Après une journée volatile, les prix du pétrole se sont stabilisés, l’administration Trump déployant des mesures pour apaiser les marchés. Parmi ces mesures, la suspension potentielle de la loi Jones, un texte centenaire qui réserve le transport de pétrole entre les ports américains aux navires et équipages américains, une décision exceptionnelle.
Pour calmer les tensions, le secrétaire au Trésor, Scott Bessent, a annoncé une dérogation de 30 jours permettant aux pays d’acquérir des barils de pétrole russe sanctionnés, bloqués en mer depuis plus d’un mois. Cette initiative vise à atténuer le chaos provoqué par les tensions avec l’Iran et à assurer la continuité de l’approvisionnement. Bessent a souligné que la stabilité est la priorité, même si cela implique de revoir temporairement les règles en vigueur.
Selon Kirill Dmitriev, de l’entreprise russe, cette dérogation pourrait libérer jusqu’à 100 millions de barils de pétrole, soit l’équivalent d’une journée d’offre mondiale.
L’administration Trump envisage également la mise en place d’une coalition internationale pour escorter les pétroliers dans le détroit d’Ormuz, assurant ainsi la sécurité des opérations maritimes. Bessent a précisé que les navires iraniens et chinois transitent actuellement sans incident dans la région.

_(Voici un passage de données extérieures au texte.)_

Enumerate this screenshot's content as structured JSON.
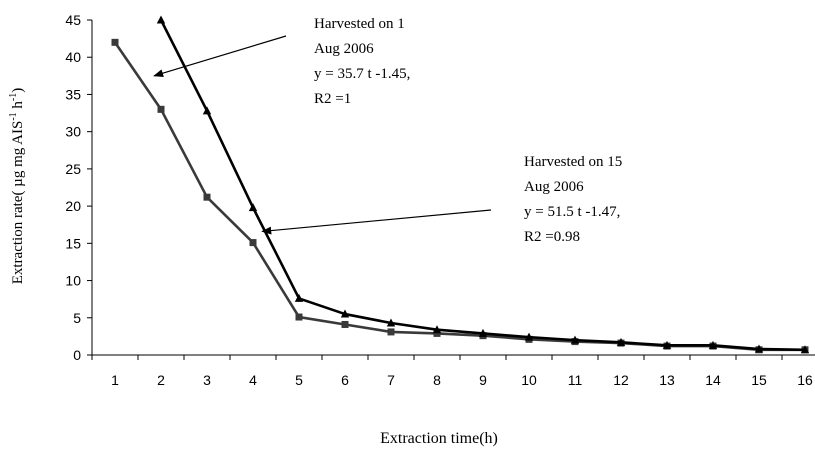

Des risques persistants et une volatilité accrue
Malgré les efforts de désescalade, la situation reste fragile. Les traders pétroliers anticipent une forte volatilité, avec la possibilité d’une nouvelle flambée des prix en cas d’escalade des tensions, notamment si des informations concernant le minage du détroit d’Ormuz s’avèrent exactes ou si des attaques contre des navires ou des infrastructures pétrolières se multiplient.
Le président Trump a exprimé son optimisme, affirmant, lors d’une réunion virtuelle avec les dirigeants du G7, que l’Iran est "sur le point de capituler", se félicitant du succès de l’opération "Epic Fury".
Crise énergétique en Californie
Parallèlement aux tensions géopolitiques, la Californie est confrontée à sa propre crise énergétique, aggravée par des politiques internes. La fermeture d’une raffinerie et d’un pipeline a contraint les producteurs de pétrole à transporter leurs barils par camion sur une distance de 50 miles, augmentant les coûts et les prix à la pompe. Cette situation survient alors que le gouverneur Newsom envisage une candidature à la Maison Blanche et que les Californiens paient déjà les prix de l’essence les plus élevés du pays.
Météo extrême et stocks de gaz naturel
Les marchés énergétiques sont également perturbés par des conditions météorologiques extrêmes aux États-Unis, avec une tempête majeure qui affecte des millions de personnes et des chutes de températures brutales.
Cependant, les stocks de gaz naturel aux États-Unis restent confortables, avec un niveau supérieur de 8,3% par rapport à l’année précédente, ce qui rassure quant à la fiabilité de l’approvisionnement.
Les prochains jours seront cruciaux pour déterminer l’évolution des marchés pétroliers, avec des risques de fortes fluctuations à la hausse ou à la baisse. Les traders restent vigilants, surveillant à la fois le détroit d’Ormuz et les écrans de cotation.